CHICAGO – Two years ago, almost around the same date, the Bears were eliminated from playoff contention by an NFC North rival.
That was December 15, 2019 against the Packers in Green Bay, and the situation was similar for the Bears. While their playoff chances were remote, an opportunity existed for the team to sneak in the postseason if they won out.
Even with the odds small, and even though he was hurting, one of the Bears’ defenders gave it his all to keep hope alive.
In his first game since he injured his elbow on October 6th against the Raiders, and still with big brace on left arm, Akiem Hicks came off the reserve list to try and help the Bears pull off the upset in Green Bay. A number of times he would come back to the sidelines in obvious pain as he met with athletic trainers.
In the fourth quarter, it appeared he was knocked out, but still came back to try and give the Bears a chance. Hicks’ presence was apparent, as the defense had strong push on the line with the defensive end back in as the unit once again kept the Bears in position for a win.
Hicks finished with four tackles and hit Aaron Rodgers twice, but it wasn’t enough as the Packers won it 21-13 to eliminate the Bears. Let the effort was one of a few that’s made the lineman one of the more popular members of the team over the last decade.
Two years later, that sentiment hasn’t changed.

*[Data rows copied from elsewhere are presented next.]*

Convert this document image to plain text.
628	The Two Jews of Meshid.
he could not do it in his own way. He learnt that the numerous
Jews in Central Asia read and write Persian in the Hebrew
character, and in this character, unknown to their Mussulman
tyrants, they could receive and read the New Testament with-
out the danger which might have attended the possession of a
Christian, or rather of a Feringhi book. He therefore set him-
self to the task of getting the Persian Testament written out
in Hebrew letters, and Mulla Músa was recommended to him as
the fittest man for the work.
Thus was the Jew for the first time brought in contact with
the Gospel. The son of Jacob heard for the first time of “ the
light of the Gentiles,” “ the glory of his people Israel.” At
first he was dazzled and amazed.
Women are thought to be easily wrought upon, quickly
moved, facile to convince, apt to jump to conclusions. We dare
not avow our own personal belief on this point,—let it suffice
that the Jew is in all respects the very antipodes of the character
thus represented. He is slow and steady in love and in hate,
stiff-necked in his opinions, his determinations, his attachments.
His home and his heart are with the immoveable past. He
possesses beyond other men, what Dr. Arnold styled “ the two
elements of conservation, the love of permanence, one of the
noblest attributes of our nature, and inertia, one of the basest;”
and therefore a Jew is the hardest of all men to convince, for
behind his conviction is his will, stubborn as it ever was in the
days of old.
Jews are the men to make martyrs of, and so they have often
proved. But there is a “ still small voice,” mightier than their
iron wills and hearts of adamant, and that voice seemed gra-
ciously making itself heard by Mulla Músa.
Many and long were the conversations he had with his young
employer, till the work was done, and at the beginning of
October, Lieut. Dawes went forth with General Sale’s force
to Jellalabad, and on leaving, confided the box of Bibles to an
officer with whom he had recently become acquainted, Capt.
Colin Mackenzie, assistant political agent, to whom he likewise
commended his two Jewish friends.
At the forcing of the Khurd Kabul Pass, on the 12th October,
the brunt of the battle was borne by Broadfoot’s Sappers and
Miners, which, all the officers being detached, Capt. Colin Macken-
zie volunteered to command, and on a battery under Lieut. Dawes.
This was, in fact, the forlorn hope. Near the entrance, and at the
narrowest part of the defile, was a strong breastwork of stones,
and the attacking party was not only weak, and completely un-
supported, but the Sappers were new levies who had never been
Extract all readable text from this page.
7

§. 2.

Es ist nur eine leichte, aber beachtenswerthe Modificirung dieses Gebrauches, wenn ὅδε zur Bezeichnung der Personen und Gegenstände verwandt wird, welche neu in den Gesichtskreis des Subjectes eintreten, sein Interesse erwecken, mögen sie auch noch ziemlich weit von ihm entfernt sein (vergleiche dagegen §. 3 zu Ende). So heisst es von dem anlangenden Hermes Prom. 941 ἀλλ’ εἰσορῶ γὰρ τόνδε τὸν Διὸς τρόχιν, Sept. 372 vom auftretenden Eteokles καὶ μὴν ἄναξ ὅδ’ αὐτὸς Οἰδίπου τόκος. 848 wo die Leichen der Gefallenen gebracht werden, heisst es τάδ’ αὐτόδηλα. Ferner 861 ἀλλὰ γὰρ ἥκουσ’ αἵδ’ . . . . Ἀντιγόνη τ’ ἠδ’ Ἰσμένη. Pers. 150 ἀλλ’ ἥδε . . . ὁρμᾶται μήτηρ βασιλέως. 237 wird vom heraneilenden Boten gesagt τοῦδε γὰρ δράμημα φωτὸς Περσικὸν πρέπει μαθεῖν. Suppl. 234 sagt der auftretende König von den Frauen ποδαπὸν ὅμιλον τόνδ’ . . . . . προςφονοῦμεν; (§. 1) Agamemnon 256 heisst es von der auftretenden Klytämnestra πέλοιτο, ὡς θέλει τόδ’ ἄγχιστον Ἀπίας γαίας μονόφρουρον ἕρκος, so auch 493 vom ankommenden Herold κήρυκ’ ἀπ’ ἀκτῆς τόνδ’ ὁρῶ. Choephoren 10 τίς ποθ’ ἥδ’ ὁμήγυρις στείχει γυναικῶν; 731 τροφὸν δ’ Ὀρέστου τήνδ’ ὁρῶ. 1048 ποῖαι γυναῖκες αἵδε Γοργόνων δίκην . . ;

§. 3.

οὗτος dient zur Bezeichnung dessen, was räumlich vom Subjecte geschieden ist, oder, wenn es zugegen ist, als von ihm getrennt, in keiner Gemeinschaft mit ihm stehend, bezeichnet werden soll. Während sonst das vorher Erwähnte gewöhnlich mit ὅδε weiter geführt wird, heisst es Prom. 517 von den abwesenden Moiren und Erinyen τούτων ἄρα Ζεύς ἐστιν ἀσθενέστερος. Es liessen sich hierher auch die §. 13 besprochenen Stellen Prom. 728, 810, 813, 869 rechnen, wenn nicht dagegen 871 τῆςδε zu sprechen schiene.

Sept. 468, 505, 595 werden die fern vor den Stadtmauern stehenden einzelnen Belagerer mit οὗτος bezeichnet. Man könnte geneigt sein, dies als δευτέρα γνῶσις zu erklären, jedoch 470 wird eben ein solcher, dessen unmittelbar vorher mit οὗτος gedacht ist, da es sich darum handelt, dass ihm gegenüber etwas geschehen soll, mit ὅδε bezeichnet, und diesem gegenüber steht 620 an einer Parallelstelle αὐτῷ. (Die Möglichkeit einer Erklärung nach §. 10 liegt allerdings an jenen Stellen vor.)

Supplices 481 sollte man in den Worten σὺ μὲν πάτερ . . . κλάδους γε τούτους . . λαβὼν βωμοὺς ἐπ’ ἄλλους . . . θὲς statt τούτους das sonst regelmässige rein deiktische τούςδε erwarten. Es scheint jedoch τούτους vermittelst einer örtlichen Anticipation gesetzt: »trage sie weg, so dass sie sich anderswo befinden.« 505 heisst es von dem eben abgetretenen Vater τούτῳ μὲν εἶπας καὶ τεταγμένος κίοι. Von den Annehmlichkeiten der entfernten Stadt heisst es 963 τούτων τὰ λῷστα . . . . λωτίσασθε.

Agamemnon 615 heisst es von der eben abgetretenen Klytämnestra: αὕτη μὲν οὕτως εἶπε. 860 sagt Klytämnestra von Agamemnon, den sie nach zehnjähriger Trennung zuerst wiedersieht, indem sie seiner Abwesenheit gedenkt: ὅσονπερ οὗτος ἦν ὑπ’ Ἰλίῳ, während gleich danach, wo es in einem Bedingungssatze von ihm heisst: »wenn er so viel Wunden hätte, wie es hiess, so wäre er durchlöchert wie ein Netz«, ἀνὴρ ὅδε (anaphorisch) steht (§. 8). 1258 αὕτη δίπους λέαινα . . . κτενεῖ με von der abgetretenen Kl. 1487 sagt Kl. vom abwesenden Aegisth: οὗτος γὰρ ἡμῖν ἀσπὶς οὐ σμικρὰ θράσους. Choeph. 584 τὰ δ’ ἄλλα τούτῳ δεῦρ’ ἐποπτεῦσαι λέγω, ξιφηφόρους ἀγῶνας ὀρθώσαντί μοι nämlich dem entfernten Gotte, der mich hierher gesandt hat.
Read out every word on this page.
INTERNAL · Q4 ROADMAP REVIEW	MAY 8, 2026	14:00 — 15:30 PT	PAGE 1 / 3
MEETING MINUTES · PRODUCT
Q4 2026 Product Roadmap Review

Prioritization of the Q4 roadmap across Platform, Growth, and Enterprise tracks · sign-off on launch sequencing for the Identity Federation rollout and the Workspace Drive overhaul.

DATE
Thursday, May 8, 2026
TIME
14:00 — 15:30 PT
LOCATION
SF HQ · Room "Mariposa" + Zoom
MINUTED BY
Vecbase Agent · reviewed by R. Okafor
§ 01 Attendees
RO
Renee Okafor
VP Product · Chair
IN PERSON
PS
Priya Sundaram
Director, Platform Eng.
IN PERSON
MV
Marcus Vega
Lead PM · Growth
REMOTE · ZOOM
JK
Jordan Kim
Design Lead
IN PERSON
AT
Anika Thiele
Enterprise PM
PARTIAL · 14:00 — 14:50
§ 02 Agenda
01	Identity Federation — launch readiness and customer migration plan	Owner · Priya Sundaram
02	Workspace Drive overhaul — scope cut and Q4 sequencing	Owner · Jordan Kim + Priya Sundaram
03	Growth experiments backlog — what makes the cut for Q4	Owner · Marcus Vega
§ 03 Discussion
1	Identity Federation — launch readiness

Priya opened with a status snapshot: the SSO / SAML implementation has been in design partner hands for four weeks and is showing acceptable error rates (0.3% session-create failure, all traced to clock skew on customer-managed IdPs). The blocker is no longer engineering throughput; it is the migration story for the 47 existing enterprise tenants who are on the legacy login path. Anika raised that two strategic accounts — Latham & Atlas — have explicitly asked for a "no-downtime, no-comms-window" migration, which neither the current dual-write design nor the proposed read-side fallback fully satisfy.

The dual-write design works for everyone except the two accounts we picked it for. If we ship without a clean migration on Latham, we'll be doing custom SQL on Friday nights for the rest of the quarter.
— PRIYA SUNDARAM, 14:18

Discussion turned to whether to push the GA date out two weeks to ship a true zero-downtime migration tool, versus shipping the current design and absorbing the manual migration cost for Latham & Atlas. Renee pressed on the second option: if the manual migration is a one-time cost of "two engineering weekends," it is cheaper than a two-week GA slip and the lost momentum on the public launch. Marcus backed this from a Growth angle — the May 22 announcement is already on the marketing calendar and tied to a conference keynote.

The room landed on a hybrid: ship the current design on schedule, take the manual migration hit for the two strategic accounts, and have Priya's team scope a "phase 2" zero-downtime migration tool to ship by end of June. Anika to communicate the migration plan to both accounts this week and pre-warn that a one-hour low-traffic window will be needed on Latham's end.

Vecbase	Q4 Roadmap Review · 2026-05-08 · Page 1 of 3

On a Monday night against the Vikings, once again with slim playoff hopes still existing, Hicks came back after an injury that sidelined him for over a month and delivered a strong performance.
There were no signs that his ankle was bothering him as he got to Kirk Cousins for a pair of sacks while registering four quarterback hits on the evening. His efforts along with those backups in the secondary helped the team make up for heavy COVID-19 absences, holding Minnesota to just 193 total yards.
It wasn’t enough, as a common Matt Nagy-era theme crept up as a strong defensive effort was offset by offensive issues in a 17-9 defeat that officially eliminated the Bears from the playoffs.
Not that it mattered to Hicks, for there is consequence for him is on every snap, which he’s proved often in Chicago.
“I think that one of the things that gets lost in the whole business side of it is that these guys are spending their life energy on this. Whether the team is winning or not, we’re spending our every day doing this and trying to be better at it, trying to win games, and so I think that with the outcomes that we’ve had through the course of this year, it was heavy,” said Hicks when asked about the challenge of the past week when the Bears were hit hard by COVID-19 cases. “But I think that you’ve got to lean in, lean on one another, lean on your boys. I lean on some of the young guys; I need you, bro. I need you to come through for me on this play. I need you to support me right now. We need to keep this gap tight.
“You can’t be afraid as a teammate to lean on your guys and say, hey, I need your help. I think that’s what we did this week is really understood that there was no way we were going to perform well today if we didn’t lean on each other.”
Once again, the Bears certainly leaned on him, but how long that will continue is still to be determined since his contract expires at the end of this season. Any attempts for a long-term deal have stalled so far, and the reality that his six-year run in the city may be coming to an end.
Hicks understood that on Monday night, and had a major celebration on his first sack, with a nod to those in the crowd at Soldier Field.
“I was pointing to the people that cheered for me, the people that love me, the people that love how I play the game,” said Hicks of the first sack celebration. “I was pointing to them, letting them know I appreciate them for my time. They’re always yelling my name. I’m going to show some love back.”
Over the years, Hicks showed his through his play in games like the one in December of 2019 and on Monday night. His efforts never wained even if the Bears’ fortunes did.